Quand ils s’en vont, la foule les voit ensemble … mais sans eux. Et à cela ils ne peuvent ni ne veulent plus consentir : ils voient, ils comprennent, ils courent, ils sont là avant eux. En sortant du bateau, « il vit une foule nombreuse et il fut « saisi aux tripes » à leur propos, parce qu’ils étaient comme des brebis n’ayant pas de berger, et il commença à leur enseigner beaucoup de choses. » Au bout du compte, pour que les envoyés puissent enfin se reposer et manger, Jésus s’occupe lui-même de la foule : il commence à enseigner, une des deux actions que les envoyés avaient exercées et dont ils avaient rendu compte. L’aboutissement de la mission des envoyés, c’est leur retrait, de sorte que c’est le maître lui-même qui est en contact immédiat avec la foule et qui approfondit lui-même l’annonce de l’évangile.

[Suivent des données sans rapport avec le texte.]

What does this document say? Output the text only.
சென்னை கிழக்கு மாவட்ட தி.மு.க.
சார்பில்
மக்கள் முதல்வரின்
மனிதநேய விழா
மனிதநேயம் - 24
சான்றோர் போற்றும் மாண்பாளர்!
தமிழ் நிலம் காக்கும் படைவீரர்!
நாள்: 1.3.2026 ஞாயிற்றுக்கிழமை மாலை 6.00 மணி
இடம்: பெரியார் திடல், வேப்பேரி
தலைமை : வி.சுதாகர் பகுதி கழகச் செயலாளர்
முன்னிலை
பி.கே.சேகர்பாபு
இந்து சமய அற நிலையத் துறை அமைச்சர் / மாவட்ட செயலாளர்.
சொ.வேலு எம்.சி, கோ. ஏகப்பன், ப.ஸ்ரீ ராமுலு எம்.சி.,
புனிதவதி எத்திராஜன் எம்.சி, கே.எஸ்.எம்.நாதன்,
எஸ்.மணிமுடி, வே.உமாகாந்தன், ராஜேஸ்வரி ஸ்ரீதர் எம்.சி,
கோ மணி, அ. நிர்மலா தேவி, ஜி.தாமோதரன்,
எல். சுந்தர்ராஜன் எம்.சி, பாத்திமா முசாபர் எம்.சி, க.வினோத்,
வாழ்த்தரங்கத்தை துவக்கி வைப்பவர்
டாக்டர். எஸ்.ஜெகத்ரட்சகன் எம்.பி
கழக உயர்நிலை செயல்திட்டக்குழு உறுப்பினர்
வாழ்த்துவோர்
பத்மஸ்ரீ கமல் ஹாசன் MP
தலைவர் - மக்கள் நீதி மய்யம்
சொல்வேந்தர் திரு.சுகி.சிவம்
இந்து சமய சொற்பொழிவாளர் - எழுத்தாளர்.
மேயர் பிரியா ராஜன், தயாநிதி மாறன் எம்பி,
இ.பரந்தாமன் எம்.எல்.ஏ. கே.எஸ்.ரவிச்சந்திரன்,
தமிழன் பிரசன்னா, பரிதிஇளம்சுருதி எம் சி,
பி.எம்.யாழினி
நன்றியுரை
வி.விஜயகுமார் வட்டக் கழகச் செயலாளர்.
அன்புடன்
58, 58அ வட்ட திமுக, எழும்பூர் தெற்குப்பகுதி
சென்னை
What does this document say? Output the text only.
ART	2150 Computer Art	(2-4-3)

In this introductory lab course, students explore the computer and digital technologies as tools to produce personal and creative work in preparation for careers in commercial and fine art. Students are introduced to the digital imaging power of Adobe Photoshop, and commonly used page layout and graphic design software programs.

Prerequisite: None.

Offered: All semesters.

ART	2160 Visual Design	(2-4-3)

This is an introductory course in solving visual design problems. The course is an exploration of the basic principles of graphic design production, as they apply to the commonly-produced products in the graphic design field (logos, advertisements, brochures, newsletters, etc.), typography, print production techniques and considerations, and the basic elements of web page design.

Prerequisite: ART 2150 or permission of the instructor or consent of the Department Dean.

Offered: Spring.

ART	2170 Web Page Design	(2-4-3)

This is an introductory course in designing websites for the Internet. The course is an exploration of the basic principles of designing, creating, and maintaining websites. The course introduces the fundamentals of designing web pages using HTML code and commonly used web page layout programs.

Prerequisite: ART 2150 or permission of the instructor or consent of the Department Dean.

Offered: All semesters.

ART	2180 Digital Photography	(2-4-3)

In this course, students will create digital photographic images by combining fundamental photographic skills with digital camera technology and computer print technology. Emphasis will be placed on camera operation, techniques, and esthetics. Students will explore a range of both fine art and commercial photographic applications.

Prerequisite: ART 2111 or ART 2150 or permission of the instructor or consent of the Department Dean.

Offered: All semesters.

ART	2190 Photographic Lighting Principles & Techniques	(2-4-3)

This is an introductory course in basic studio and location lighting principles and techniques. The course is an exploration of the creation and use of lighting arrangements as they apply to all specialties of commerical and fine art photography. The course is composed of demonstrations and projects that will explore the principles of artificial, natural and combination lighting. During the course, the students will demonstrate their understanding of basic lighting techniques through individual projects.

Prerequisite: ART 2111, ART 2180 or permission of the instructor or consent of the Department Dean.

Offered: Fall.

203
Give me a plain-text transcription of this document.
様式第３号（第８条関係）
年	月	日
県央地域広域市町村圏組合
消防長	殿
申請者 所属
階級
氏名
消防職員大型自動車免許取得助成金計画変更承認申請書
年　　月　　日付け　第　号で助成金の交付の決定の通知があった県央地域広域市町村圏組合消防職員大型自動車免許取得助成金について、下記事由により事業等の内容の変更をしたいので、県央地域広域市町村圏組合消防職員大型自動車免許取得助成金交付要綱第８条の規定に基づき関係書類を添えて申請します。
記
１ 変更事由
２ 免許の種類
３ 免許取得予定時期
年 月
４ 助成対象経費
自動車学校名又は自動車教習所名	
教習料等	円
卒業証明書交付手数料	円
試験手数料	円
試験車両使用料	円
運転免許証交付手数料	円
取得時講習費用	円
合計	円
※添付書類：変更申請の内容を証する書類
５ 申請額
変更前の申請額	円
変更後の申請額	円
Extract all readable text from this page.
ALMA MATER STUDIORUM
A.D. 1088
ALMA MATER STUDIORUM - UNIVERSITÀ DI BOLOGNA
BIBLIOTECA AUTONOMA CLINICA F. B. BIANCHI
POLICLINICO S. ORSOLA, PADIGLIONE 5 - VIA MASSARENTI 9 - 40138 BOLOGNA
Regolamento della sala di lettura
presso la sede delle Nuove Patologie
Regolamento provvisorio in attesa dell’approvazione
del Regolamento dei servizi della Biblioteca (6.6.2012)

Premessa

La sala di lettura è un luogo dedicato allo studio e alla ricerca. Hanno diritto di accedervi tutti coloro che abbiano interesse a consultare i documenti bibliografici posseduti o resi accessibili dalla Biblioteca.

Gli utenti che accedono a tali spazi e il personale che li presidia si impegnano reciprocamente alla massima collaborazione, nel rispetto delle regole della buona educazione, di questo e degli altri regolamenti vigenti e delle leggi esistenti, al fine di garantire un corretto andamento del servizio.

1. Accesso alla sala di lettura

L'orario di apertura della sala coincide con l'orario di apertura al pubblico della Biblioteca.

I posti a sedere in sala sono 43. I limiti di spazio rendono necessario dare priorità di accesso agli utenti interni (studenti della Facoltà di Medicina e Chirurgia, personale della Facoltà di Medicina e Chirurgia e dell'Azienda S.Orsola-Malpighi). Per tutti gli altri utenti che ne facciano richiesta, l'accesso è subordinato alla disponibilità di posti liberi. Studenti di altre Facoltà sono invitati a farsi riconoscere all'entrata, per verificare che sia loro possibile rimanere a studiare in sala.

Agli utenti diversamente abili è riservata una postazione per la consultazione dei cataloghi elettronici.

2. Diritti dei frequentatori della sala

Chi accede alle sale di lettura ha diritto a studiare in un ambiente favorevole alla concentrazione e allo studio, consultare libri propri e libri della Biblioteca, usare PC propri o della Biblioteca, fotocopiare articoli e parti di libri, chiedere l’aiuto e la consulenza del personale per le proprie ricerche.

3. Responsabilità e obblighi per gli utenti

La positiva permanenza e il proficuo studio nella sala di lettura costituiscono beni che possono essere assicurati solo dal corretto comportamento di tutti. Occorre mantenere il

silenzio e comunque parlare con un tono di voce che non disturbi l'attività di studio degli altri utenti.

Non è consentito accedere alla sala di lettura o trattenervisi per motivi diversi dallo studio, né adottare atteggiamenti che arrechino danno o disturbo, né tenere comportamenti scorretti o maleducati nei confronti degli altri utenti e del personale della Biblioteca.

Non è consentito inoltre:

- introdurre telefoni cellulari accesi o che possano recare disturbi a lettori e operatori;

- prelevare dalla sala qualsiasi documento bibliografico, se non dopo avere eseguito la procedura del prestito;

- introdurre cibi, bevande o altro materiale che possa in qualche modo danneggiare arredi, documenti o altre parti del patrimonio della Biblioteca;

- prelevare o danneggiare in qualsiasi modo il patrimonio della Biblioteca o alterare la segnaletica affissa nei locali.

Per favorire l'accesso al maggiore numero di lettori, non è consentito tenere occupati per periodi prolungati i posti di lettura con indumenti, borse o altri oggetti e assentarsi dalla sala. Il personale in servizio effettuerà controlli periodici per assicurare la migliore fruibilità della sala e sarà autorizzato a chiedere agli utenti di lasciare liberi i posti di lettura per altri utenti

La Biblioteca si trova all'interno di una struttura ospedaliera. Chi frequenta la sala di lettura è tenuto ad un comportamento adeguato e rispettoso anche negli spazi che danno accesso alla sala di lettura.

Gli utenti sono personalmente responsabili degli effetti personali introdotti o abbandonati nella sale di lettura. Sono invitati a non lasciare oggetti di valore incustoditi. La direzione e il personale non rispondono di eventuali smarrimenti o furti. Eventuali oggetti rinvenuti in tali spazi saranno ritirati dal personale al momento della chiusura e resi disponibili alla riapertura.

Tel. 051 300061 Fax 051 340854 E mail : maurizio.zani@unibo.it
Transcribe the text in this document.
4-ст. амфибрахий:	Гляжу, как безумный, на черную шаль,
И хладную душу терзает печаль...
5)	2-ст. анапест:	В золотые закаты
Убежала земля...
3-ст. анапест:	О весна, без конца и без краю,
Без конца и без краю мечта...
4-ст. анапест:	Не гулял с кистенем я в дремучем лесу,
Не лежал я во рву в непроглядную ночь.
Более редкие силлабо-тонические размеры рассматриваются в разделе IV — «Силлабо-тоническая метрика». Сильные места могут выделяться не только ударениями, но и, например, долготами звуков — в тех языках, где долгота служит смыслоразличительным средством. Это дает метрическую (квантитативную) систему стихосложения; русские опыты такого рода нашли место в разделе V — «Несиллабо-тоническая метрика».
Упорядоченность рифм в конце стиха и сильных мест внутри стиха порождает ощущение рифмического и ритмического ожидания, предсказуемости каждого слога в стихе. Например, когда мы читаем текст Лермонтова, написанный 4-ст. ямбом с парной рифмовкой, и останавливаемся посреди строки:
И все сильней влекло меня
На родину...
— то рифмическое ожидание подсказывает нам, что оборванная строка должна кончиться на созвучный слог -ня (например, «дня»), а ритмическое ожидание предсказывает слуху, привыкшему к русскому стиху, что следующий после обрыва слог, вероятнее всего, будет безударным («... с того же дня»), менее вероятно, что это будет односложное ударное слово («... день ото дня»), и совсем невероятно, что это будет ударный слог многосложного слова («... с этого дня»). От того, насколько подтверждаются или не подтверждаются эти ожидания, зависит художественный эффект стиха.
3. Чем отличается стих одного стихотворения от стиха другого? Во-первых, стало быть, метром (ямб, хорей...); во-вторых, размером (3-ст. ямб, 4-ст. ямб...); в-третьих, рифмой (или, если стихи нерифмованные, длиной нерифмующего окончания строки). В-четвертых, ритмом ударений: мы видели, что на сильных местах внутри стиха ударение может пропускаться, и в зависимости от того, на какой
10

L’envoyé, le disciple qui a reçu mission, interrompt celle-ci le cœur en paix : qu’il s’efface comme ici parce qu’il a besoin de repos, ou bien que plus dramatiquement comme Jean-Baptiste il s’efface parce qu’on le supprime, il sait que son action a mis en rapport immédiat le maître avec ceux à qui il a livré son exemple, son message, son service.

Cosimo Rosselli, Sermon sur la montagne (1481), fresque 349 x 570, chapelle Sixtine, Cité du Vatican.

L’expérience de la limite fait partie de l’expérience du disciple. Elle intervient au cours de l’exercice de sa mission. Elle est une école, celle qui fait remettre tout entre les mains d’un autre, en constatant qu’il s’occupe lui-même de ceux auxquels le disciple s’est attaché et donné, en accueillant aussi que l’invitation au repos soit sollicitude du maître.